20. In such circumstances, while the petitioners are not directed-to be put in possession of the property, the respondents can also not be allowed to retain or remain in possession of the property in question. In the fitness of things and on equitable consideration it is not only desirable but also found just and convenient that a receiver should be appointed to hold the property and remain in possession thereof during the pendency of the enquiry, till such time it is decided. The name of the receiver, his remuneration and his other terms shall be settled after hearing the parties on this point by a separate order.
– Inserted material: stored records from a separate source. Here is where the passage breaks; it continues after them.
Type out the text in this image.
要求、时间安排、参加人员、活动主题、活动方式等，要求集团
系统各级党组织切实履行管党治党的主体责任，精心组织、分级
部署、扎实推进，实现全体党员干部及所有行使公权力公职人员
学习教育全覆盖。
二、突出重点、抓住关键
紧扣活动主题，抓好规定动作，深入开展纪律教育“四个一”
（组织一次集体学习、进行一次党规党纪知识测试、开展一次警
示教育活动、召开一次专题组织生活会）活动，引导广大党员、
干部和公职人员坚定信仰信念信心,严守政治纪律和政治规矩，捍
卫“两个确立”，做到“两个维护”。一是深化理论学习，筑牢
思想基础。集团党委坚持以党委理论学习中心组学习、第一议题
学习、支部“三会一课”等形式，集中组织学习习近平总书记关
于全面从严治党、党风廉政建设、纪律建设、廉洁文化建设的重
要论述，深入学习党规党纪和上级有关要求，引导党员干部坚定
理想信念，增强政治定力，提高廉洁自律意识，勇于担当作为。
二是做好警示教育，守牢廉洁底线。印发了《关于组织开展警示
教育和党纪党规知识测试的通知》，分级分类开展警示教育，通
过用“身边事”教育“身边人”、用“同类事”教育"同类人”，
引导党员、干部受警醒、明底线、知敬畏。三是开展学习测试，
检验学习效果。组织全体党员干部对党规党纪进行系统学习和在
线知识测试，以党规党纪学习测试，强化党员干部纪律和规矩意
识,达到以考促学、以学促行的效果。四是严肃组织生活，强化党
21. Respondents State's action of allotting property to Atmaram Sisodia and Arvind Shrivastava is wholly without jurisdiction and absolutely lacks in legal sanction or authority of law. Such allottees cannot be allowed to remain in possession of property. Ours is a society governed by rule of law. Let alone such a society, even the King cannot confer a favour on one subject to the injury and damage of others. It is here that the maxim Non Potest Rext Gratiam Facere Cum Injuria Et Damno Aliorum' comes into play. As a necessary corrolary of the aforesaid direction appointing a receiver, respondent Atmaram Sisodia who was allotted and inducted in violation of this Court order dt. 21.8.90 and respondent Arvind Shrivastava another allottee be evicted from the property by the respondents-State, by 31st of this month, and vacant physical possession of the property be handed-over to the receiver.
22. As a result of the foregoing discussion both these petitions are allowed, presently without restoration of property. The respondents action in dispossessing the petitioners is held to be illegal and without jurisdiction. The order dated 2.5.1990 passed by the Tahsildar Nazul (Ann. R. 2) is quashed and it is directed that an enquiry into the question of petitioners 'being unauthorisedly taking possession' is to be held in accordance with law by competent authority, to be completed within two months from today. The properties be got evicted from the allottees by the State by 31st of this month and compliance be reported to this Court by 2.11.92. Although the petitions stand allowed, except for restoration of possession to the petitioners, instead a receiver is directed to be appointed; we do not propose to pass any order as to costs at this stage, in view of the enquiry as ordered above. Security costs be refunded to the petitioners, after verification.